Com o passar de todos estes anos, Ângela toma uma difícil decisão que iria abalar a estrutura de sua família e pessoas próximas - embora já tenham sido abalados trinta anos antes - simplesmente desistir de procurar pelo menino, hoje um homem, caso ainda esteja vivo... Talvez o termo 'simplesmente' não se encaixe adequadamente aqui, em virtude de toda a dor de 'desapegar' de uma história, um quarto infantil montado em casa que jamais seria ocupado pelo dono novamente, pelas fotos, lembranças e calendários anuais do grupo de mães que procuram por seus filhos desaparecidos...

Com uma escrita fluída e ao mesmo tempo pungente, acompanhamos a trajetória de uma mãe que em meio ao sofrimento da perda, ainda terá que enfrentar certa resistência no olhar de pessoas que conviveram com seu problema, e que preferiam enxergar a figura da mãe como uma mulher dolorida e infeliz, do que tentar compreender que ela também precisaria viver, e por uma pedra nessa busca que se rendeu infrutífera apesar de todos os esforços empregados... 
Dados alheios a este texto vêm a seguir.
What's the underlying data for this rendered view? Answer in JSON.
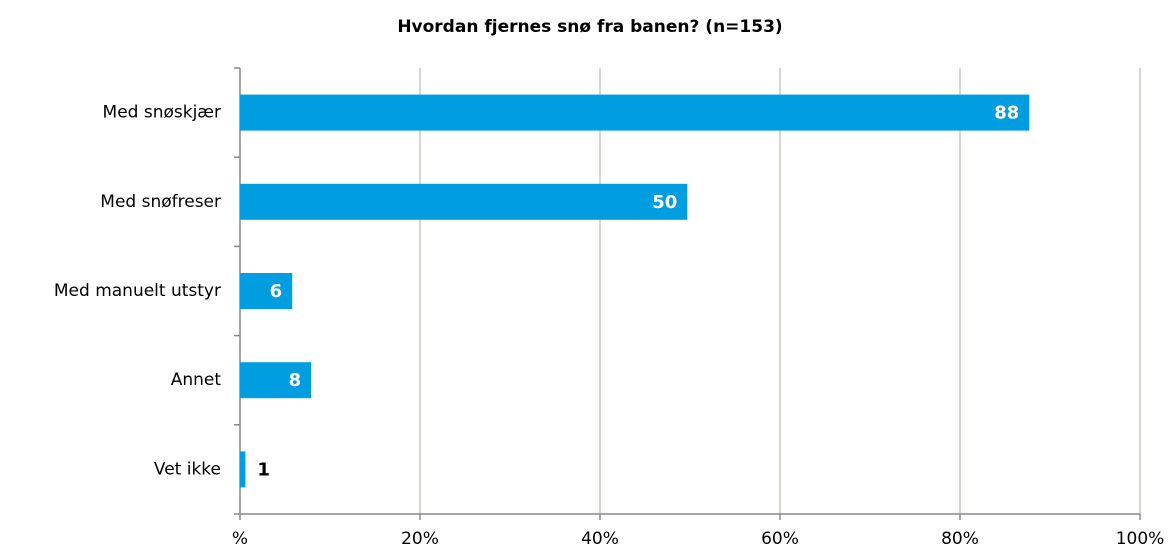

Apesar da aparente resistência por parte de sua irmã Regina, de Dora, presidente do Mães em Busca e de Suzana, sua terapeuta e amiga, é na figura de Otávio e Isa, prima de Felipe, que Ângela consegue a força para levar adiante sua decisão extrema. Em momento algum, o marido a recrimina, e apesar de fazer parte do processo, como pai da criança, o foco maior do livro é na mãe, pois foi com ela que o menino estava antes de sumir na loja de brinquedos, foi ela que resolveu encerrar esse ciclo labiríntico em que se perdeu por tantas décadas, numa busca infeliz e sem esperanças... 

Um ponto importante que gostaria de ressaltar na história é sobre a história de Dora. Assim como Ângela, ela também perdeu seu filho, mas diferente da mãe branca de classe privilegiada, não recebeu assistência das autoridades como deveria uma mãe numa situação dessas. Por ser pobre e negra, viu o desaparecimento do filho ser tratado com descaso e ameaças, como se fosse uma piada de mal gosto. Percebe-se nessa comparação, o quanto a Justiça social pode ser implacável e desigual quando se é de uma classe desfavorecida...

"Matheus foi tachado, diante dela, de "mais um vagabundinho que não deve estar achando o caminho de casa, de tanta droga que enfiou na cabeça."." Mas no caso de Felipe, o caso ganhou repercussão nacional, pois não era comum alguém de sua classe ser sequestrado e 'ficar por isso mesmo'... Senti uma sutil crítica do autor nessa questão, ponto muito válido na leitura - devo ressaltar...

No decorrer das páginas, senti a aflição da mãe em desapegar de toda uma vida construída na ausência do filho. Senti a angustia de uma mãe que teve seu rebento tirado de sua existência e que conviveu com a felicidade de outras pessoas ao seu redor numa vã esperança que aquilo acontecesse em sua vida. Chorei com a despedida de um filho morto sem corpo presente...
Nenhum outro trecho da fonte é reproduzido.